It was the perfect 10 for Mick McCarthy’s Cardiff City last Tuesday. Ten games, seven wins, three draws with a landslide 4-0 win over Derby County in the bag.

Everything looked so rosy. With the exception, of course, of the horrific injury suffered by Joe Bennett.

As we all know, football is a finicky industry; one minute you’re riding the crest of a wave and the next you’re crashing into rocks, that’s the nature of the beast.

There’s a reason Bennett has been the premier left-back under Neil Warnock, Neil Harris and McCarthy. Yes, he has suffered drops in form over the past 18 months, but which player hasn’t?

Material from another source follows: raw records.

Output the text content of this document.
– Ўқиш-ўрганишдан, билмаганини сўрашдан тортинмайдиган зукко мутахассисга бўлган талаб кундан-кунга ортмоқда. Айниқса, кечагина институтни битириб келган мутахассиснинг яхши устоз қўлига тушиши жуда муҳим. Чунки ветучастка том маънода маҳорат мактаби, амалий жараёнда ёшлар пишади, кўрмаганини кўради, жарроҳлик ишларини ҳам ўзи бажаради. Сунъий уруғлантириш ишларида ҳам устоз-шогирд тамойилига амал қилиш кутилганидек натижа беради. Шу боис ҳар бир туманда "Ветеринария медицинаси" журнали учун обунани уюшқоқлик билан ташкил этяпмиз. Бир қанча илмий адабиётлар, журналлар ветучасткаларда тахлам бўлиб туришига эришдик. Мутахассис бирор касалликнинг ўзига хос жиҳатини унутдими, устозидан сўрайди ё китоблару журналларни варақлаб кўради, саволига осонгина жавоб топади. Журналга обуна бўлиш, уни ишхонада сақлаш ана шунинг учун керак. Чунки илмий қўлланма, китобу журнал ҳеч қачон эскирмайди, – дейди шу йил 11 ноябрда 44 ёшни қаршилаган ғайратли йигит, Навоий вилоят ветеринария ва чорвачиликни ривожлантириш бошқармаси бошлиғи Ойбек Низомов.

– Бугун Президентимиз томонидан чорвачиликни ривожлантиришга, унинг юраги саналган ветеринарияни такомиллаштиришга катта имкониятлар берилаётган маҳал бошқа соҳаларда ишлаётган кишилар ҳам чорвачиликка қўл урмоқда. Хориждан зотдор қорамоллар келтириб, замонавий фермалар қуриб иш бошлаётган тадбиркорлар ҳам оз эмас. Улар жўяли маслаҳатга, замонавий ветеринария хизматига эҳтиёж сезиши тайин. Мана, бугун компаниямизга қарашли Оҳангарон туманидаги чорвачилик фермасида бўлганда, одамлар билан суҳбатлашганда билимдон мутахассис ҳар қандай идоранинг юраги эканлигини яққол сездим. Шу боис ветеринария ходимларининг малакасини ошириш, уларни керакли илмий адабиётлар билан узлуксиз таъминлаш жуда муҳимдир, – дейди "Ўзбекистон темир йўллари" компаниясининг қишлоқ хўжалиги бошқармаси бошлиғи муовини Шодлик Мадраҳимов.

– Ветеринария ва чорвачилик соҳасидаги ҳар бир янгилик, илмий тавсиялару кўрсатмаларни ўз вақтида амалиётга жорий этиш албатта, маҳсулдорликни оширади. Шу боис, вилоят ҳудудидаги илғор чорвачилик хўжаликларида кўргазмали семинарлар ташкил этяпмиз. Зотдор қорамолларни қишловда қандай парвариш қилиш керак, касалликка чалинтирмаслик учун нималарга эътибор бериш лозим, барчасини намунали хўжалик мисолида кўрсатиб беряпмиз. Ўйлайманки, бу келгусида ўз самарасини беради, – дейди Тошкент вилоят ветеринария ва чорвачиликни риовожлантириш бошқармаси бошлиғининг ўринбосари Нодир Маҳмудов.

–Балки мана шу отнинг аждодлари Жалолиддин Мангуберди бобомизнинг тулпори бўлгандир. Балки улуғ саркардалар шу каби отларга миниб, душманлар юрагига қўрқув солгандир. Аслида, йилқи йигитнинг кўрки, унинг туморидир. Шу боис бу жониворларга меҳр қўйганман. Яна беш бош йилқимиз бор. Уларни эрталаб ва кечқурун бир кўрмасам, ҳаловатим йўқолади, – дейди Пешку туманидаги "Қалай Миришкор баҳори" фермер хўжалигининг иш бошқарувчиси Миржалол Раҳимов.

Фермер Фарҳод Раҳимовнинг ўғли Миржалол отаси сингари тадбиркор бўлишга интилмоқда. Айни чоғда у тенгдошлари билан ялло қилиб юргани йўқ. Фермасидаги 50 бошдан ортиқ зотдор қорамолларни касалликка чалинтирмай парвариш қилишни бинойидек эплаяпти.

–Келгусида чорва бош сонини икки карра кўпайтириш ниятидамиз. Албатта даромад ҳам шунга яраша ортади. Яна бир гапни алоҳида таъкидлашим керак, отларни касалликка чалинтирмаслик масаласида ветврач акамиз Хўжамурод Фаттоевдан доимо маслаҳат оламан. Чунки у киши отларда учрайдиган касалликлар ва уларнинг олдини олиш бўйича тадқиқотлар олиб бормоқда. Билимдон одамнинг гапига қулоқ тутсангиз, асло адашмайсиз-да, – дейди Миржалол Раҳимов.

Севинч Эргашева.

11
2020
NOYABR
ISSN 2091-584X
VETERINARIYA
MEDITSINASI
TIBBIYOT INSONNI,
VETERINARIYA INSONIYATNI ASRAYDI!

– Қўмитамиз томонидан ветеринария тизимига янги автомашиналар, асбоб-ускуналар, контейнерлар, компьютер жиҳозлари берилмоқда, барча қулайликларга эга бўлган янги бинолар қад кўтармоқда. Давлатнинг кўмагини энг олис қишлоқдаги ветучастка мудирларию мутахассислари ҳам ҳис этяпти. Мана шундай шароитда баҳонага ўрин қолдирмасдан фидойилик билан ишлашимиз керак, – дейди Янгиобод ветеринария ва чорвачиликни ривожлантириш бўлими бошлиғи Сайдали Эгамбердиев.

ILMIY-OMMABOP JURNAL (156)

This season, and the last few months in particular, Bennett looked younger and somewhere close to his best.

Although it was noted that the system change helped Aden Flint, Perry Ng, central midfielders, Josh Murphy, Leandro Bacuna, Sheyi Ojo and even Kieffer Moore, Bennett was quietly enjoying a good spell on that flank. left. .

Because this system suits him right down to the ground.

If there was one criticism fans leveled at the left-back, maybe it’s that he has his limits defensively. But as an attacking left-back he certainly holds his place in this division. So the shift to the left winger was right in his wheelhouse and he was starting to blossom again.

Emboldened by the added blanket behind him, we saw the Bennett of old; marauding the left flank, creating overlaps and whipping crosses. We even saw him appear at the far post against Rotherham to score a spectacular late winner.

It all came after WalesOnline learned it had entered into contract talks with the club in January over a new deal.

He’s out of contract this summer and he and Junior Hoilett were two players Harris had a very high opinion of and the club had started initial talks on new terms.

Fast forward a few months and the situation remains the same. While there is a big change, Bennett has an ACL injury and needs to have surgery to repair the damage.

As with all of those large ACL trades, the best case scenario could see Bennett return within six months, the most likely time frame, however, is closer to eight or nine months.

This puts him in a somewhat precarious position, with his contract expiring at the end of this season.

Few would say that Bennett, who turns 31 this month, is not a top operator at this level. Indeed, Watford, looking for automatic promotions, inquired about taking it last summer.

But he is based in Cardiff and over the course of the five seasons he has been loved by a large part of City fans. He has 177 games with the Bluebirds under his belt and boasts a promotion medal.

Following the overhaul of the Harris team, this promotion know-how is thin on this team. Only Sean Morrison, Hoilett, Joe Ralls, Sol Bamba and Bennett remain. Three of them are also out of contract this summer.

There is merit in thinking about reducing the average age of the team and chopping down deadwood, of course. But there is also something to be said for the experience, especially on the relentless battlefield of a championship campaign.

Bennett has this experience.

There is hope for young Joel Bagan, who had a shoulder dislocation against Huddersfield last Friday night after it looked like he was going to get a big point in the squad. He’s 19 and many insiders think he’s the future, but at such a tender age he can’t be expected to carry the bucket load for an entire season.

Bennett has more than shown himself to be a more than capable full-back and will also be important in helping Bagan’s development.

There will be hope for Bennett, however, after McCarthy’s future was secured last week. The manager has already spoken a lot about him, calling him a “good player” and “very experienced” following his injury.

Cardiff’s transfer tenure has changed slightly, as we all know they are looking to keep the squad’s average age much lower than it has been in recent times but that doesn’t mean they are looking exclusively for young players.

In a sense, City want to have a hybrid squad, made up of a core of young players but with older, more experienced heads to guide them. And that’s where Bennett comes in.

It would be wrong for City to scrap him this summer after five years of loyal service. There will undoubtedly be plenty of other league clubs ready to take on him if they do.

But he still has something to offer, that’s fair to say. If McCarthy continues to implement this rear wing system next season and beyond, it would suit Bennett down to the ground and there’s no reason he couldn’t play a big part in it just yet. the future.

Greg Cunningham’s loan to Preston was made permanent last month, while Ciaron Brown, also on contract this summer, appears to be more of a center-back than a left-back at first glance.

Letting someone of Bennett’s quality go for free would leave a bitter taste in their mouths for many, especially since we’ve seen a few big, expensive players go for relatively paltry values ​​over the past four or five windows.

It’s an awkward position for Bennett, with months of rehab ahead of him and his future still hanging in the air beyond this summer.

As the weeks go by, the problem becomes more and more pressing.

But if the manager’s recent success is anything to see; in the right proportions, there really is no substitute for experience in this division.